Film Stars Don’t Die in Liverpool
Oddly, the most egregiously drab of all the films mentioned here is the one that seems like it would be most playful: Paul McGuigan’s Film Stars Don’t Die in Liverpool, which has the dubious distinction of featuring a brilliantly cast Annette Bening as Gloria Grahame and then proceeding to drain her of vivacity and life in favor of a funereal trudge toward indignity and death. Focusing on the twilight years of Hollywood’s unlikeliest Oscar-winner (each of Grahame’s tremulous, blowsy blondes is a thing of beauty, but not the sort usually honored by Hollywood), and specifically her relationship with the much younger Liverpudlian actor Peter Turner, who wrote the memoir on which the film is based, Film Stars Don’t Die is initially a breeze, putting to good use the undeniable chemistry between its leads: Bening and Jamie Bell, who as young Mr. Turner finally has a juicy leading role with which he can flaunt his enormous sex appeal. Meeting cute in a London hotel in 1979, the legend and the neophyte, who’s as young as her son back in the States, get into a little disco dancing in her room (a terrifically performed, shot, and edited number) and go see the newly released Alien, with Peter diving into Gloria’s arms during the jump scares. (But fans want to know: when did Grahame find the time to shoot her unforgettable supporting role in Chilly Scenes of Winter, shot in ’79?)
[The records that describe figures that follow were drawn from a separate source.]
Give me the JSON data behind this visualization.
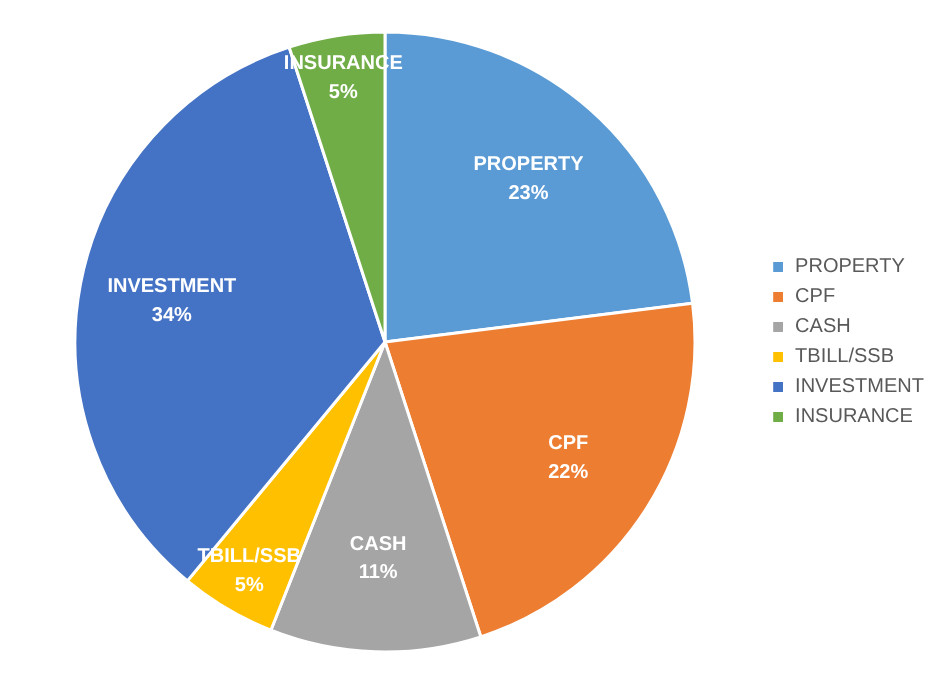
{
  "chart_data": {
    "type": "pie",
    "categories": [
      "PROPERTY",
      "CPF",
      "CASH",
      "TBILL/SSB",
      "INVESTMENT",
      "INSURANCE"
    ],
    "values": [
      23,
      22,
      11,
      5,
      34,
      5
    ],
    "colors": [
      "#5b9bd5",
      "#ed7d31",
      "#a5a5a5",
      "#ffc000",
      "#4472c4",
      "#70ad47"
    ],
    "value_labels": [
      "23%",
      "22%",
      "11%",
      "5%",
      "34%",
      "5%"
    ],
    "legend": "right"
  }
}
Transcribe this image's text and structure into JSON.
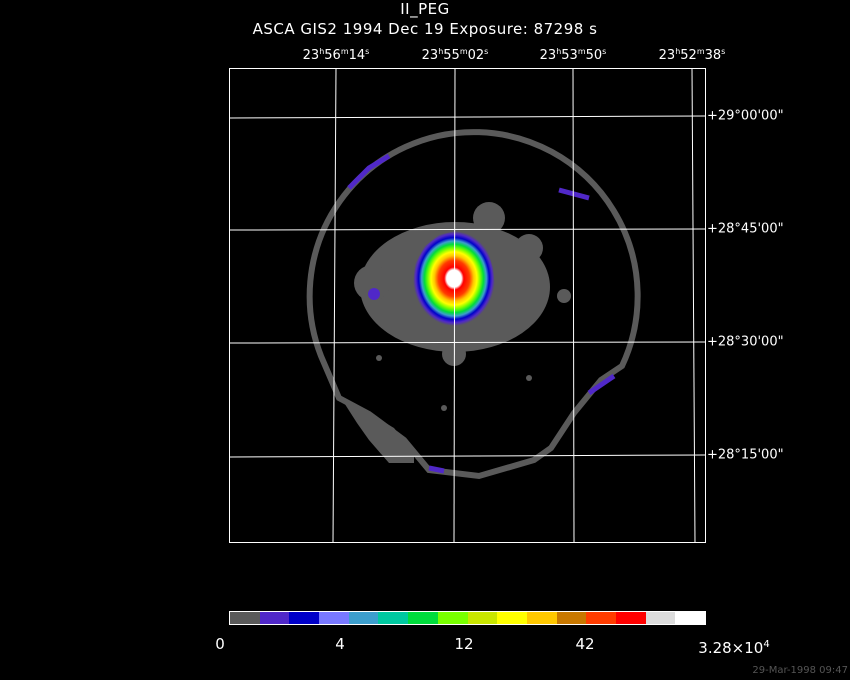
{
  "title": {
    "object": "II_PEG",
    "subtitle": "ASCA GIS2    1994 Dec 19    Exposure: 87298 s"
  },
  "ra_labels": [
    {
      "h": "23",
      "m": "56",
      "s": "14"
    },
    {
      "h": "23",
      "m": "55",
      "s": "02"
    },
    {
      "h": "23",
      "m": "53",
      "s": "50"
    },
    {
      "h": "23",
      "m": "52",
      "s": "38"
    }
  ],
  "dec_labels": [
    "+29°00'00\"",
    "+28°45'00\"",
    "+28°30'00\"",
    "+28°15'00\""
  ],
  "colorbar": {
    "colors": [
      "#5a5a5a",
      "#5028c8",
      "#0000c8",
      "#7878ff",
      "#3c9ecd",
      "#00c8a0",
      "#00dc3c",
      "#78ff00",
      "#c8e600",
      "#ffff00",
      "#ffc800",
      "#c87800",
      "#ff3c00",
      "#ff0000",
      "#dcdcdc",
      "#ffffff"
    ],
    "tick_labels": [
      "0",
      "4",
      "12",
      "42"
    ],
    "max_label_mantissa": "3.28×10",
    "max_label_exponent": "4"
  },
  "image_colors": {
    "background": "#000000",
    "grid": "#ffffff",
    "diffuse": "#5a5a5a",
    "source_core": "#ffffff"
  },
  "footer": "29-Mar-1998 09:47"
}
Of course, McGuigan’s film, in deference to the tragic trajectory of Grahame’s life as detailed in Turner’s memoirs, needs to have more on its mind than the adorable stages of early courtship. But because Bening so nails the actress’s indelible pout and saucy cadences, and because Bell is so good at conveying the barely repressed boyish eagerness behind his masculine strut, it’s ultimately a little dismaying to see it all devolve into a politely sad narrative of cancer conversations and bedside vigils. Nevertheless, there’s a genuine reckoning with the private face of stardom here that elevates the film miles above caricatured piffle like My Week with Marilyn, and Bening succeeds in leaving an impression of earthy sensuality rather than physical decay. Also, McGuigan manages to give Gloria a happy end—via flashback, at least.